Domenic explained that when Las Vegas became the venue for Sinatra & company, their contracts with Vegas Strip hotels forbade them from continuing to perform regularly at Sunset Boulevard nightclubs like Dino's Lodge, Fred C. Dobbs, The Playboy Club and Ciro's -- which thus were free to morph into places that concentrated on the very different music of a younger generation.

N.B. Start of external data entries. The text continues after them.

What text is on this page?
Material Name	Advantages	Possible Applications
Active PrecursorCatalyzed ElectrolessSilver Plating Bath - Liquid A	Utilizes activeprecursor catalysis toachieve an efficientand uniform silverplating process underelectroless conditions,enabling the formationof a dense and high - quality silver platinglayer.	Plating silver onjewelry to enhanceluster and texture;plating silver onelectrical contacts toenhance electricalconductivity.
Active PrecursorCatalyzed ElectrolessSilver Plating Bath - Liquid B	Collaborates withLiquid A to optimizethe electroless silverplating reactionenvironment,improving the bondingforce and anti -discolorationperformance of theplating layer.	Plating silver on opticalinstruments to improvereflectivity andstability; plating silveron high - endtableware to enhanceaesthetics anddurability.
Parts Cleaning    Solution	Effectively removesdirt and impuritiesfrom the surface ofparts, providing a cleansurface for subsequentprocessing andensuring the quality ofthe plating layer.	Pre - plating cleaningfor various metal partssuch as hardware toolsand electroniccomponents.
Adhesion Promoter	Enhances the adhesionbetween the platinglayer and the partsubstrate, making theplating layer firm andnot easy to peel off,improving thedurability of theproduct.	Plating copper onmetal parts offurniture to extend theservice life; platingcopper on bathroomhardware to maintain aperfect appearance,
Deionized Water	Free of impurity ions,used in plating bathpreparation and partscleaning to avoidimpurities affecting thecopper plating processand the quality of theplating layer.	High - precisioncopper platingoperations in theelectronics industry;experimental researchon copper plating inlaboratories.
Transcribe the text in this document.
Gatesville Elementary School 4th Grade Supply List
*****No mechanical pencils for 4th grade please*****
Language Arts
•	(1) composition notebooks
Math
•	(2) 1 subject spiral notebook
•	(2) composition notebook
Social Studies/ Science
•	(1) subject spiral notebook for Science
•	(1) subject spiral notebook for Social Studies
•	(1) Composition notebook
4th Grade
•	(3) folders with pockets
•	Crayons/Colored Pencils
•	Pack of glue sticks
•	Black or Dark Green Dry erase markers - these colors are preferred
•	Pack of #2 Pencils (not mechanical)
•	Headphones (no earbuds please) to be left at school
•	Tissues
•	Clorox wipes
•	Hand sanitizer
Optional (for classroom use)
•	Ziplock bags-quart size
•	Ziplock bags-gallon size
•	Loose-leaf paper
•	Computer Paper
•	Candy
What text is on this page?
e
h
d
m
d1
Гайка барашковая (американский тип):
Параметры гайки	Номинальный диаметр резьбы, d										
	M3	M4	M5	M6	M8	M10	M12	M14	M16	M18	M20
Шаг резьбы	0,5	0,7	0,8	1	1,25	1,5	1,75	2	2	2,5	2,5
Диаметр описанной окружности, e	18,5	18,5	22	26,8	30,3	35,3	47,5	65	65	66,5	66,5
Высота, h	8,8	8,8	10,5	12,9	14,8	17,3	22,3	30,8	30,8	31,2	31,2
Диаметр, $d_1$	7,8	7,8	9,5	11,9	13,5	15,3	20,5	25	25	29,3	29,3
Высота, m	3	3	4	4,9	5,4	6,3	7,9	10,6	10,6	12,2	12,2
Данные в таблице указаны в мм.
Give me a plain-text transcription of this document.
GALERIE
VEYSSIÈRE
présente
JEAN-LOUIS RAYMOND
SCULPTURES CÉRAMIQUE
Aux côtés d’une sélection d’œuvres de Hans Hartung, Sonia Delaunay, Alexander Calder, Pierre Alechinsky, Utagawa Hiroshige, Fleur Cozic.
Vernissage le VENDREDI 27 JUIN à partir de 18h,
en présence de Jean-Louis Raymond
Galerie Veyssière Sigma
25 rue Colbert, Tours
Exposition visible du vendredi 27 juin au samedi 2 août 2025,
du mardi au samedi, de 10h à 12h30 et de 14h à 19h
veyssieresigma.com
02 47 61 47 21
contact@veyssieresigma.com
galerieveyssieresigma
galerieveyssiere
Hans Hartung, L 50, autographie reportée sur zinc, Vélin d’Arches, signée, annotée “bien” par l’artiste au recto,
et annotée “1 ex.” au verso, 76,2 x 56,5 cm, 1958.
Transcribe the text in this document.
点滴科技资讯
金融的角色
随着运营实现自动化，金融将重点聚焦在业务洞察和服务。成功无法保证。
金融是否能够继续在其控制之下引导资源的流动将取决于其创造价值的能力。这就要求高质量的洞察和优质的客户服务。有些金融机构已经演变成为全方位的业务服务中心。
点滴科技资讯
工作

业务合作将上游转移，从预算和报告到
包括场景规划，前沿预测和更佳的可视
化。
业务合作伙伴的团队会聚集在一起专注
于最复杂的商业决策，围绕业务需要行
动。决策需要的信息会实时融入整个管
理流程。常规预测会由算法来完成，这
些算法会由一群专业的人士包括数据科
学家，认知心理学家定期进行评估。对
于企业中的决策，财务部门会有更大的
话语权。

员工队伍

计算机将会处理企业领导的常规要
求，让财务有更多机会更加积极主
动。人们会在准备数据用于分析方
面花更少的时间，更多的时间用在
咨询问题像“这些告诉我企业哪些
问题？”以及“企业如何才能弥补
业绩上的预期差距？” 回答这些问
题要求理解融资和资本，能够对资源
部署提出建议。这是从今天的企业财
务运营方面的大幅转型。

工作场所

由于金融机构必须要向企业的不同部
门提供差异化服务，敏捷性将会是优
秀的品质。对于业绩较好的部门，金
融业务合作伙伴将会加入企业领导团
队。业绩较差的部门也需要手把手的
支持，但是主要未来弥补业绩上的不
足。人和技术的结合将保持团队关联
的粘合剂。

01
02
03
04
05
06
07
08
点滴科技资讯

The evening's highlight was a slideshow, with appropriate subtle background music featuring some dreamy favorites of the period, a slide show of Sunset Strip in the 1960s, with photos of the very young Beatles, Sonny & Cher, Mike Nesmith of the Monkees, the Doors, Marvin Gaye, Nico and the Velvet Underground, Turtles, and lots of Buffalo Springfield, along with the luxe exteriors and cool interiors which grew more and more psychedelic until the scene's end, its Griffith Park beads-and-good-vibes love-ins contrasting with the violence of the LAPD raids and the ultimate riots.

My personal favorite slide: a marquee featuring, among others, a group I liked a lot but probably haven't thought about in thirty years: The Peanut Butter Conspiracy.

The producers and movers and shakers behind this short-lived but exciting scene -- which affected fashion, art and design almost as much as music -- went on to take part in Monterey Pop and other seminal events that shaped the soundtracks of more than one generation's lives.

If you're interested in American rock history, Riot on Sunset Strip is an interesting addition to the literature about the 1960s West Coast scene -- at least to one old fart who can't help affecting a cheesy style when he writes about this stuff.

And if you're in Williamsburg and looking for an interesting bookstore, Spoonbill & Sugartown is the best one going on.